Il n'était pas facile d'abandonner sa carrière. C'était un travail valorisant et il l'aimait. Dans ce métier, il savait que sa famille serait financièrement assurée. La vie de pasteur risquait de l'empêcher de subvenir aux besoins de sa femme et de ses enfants. Conscient de la gravité de la décision à prendre, il décida d'observer un jeûne de 40 jours. Après tout, c'était ce que faisaient les gens de la Bible lorsqu'ils se trouvaient à un tournant de leur vie.
À la fin du jeûne, la réponse était claire. Ce qui l'était moins, c'était ce que l'amour de sa vie ressentirait face à sa décision. Elle connaissait les conséquences d'une telle décision.
Sa réponse le laissa bouche bée. « Quand tu m'as demandé en mariage, tu m'as dit que tu serais pasteur. J'attendais que tu tiennes ta promesse. »
Avec le recul, je sais que si j'avais continué sur cette voie, je serais déjà propriétaire de ma maison et ma famille serait entourée de tous les biens que ce monde a à offrir. Mais je sais aussi que nous serions malheureux au milieu de tout cela, car la seule chose que le monde ne puisse offrir, quel que soit le prix, c'est la joie et la paix qui viennent de la certitude d'être dans la volonté de Dieu et de sa satisfaction.

Shutterstock/Paluchowska
La prochaine génération d'Éthiopiens
Il est naturel pour les immigrants croyants venus de Russie, d'Éthiopie, d'Amérique, d'Asie et d'Amérique latine, pour n'en citer que quelques-uns, d'établir des congrégations dans leur langue maternelle. Ces congrégations attirent d'autres immigrants comme eux et constituent une source incroyable de communion et d'encouragement spirituel dans un pays aussi difficile qu'Israël. Ce qui est moins naturel et nécessite un effort conscient est la transition de ces congrégations vers l'hébreu une fois qu'un nombre suffisant de fidèles sont installés dans le pays depuis des années.

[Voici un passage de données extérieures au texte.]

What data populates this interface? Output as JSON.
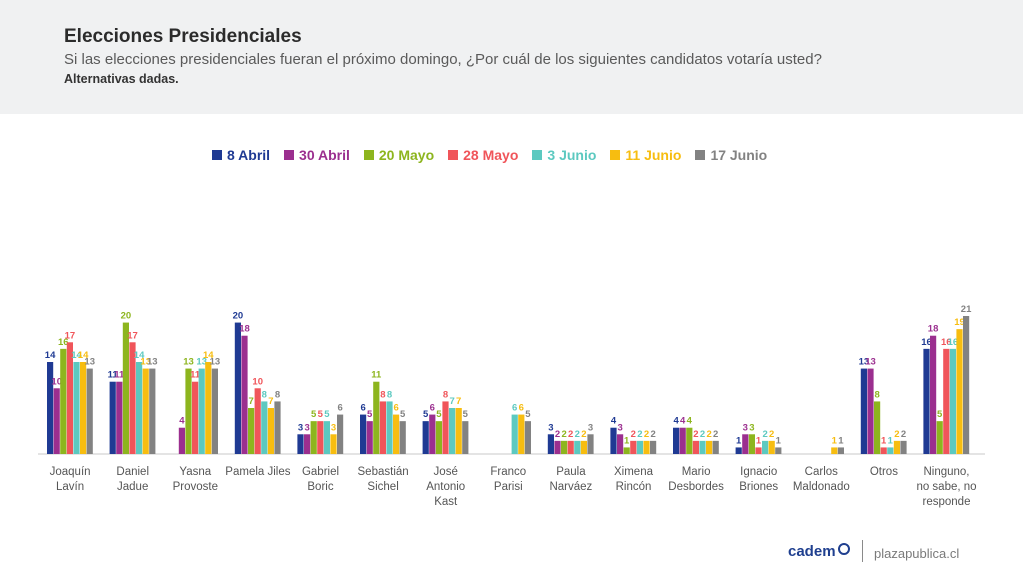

La seule autre façon de voir naître une congrégation hébraïque est lorsque la génération Sabra (les autochtones), ou ceux qui sont arrivés très jeunes et ont grandi en Israël, se diversifieront pour implanter une œuvre entièrement nouvelle. Et c'est exactement ce que Joseph avait en tête lorsqu'il a exposé la vision de sa congrégation. Ce serait la première congrégation éthiopienne hébraïque du pays.
« Je savais que mon peuple désirait profondément faire partie de la culture israélienne. J’ai donc compris qu’il était crucial que notre expression spirituelle soit tout aussi israélienne si nous voulions élever la jeune génération d’Éthiopiens dans Yeshua. »
Joseph et sa femme ont rassemblé leurs trois jeunes enfants dans le salon et ont commencé à prier. Bientôt, des amis se sont joints à eux et, très vite, leur appartement était bondé pour chaque réunion. Les réunions ayant lieu dans un quartier résidentiel le jour du Shabbat, les voisins ont rapidement commencé à se plaindre du bruit causé par le culte et la communion.
Aujourd'hui, la congrégation, créée il y a moins de deux ans, a déménagé dans une zone industrielle et continue de croître malgré la pandémie. Dans ce petit pays, la rapidité avec laquelle elle s'est développée témoigne de la maturité de la moisson parmi les Israéliens éthiopiens hébréophones. Il n'est donc pas surprenant que Dieu ait choisi quelqu'un doté d'une passion et d'un engagement spirituels aussi profonds pour servir sa génération. Dieu sait qu'il reste beaucoup à faire.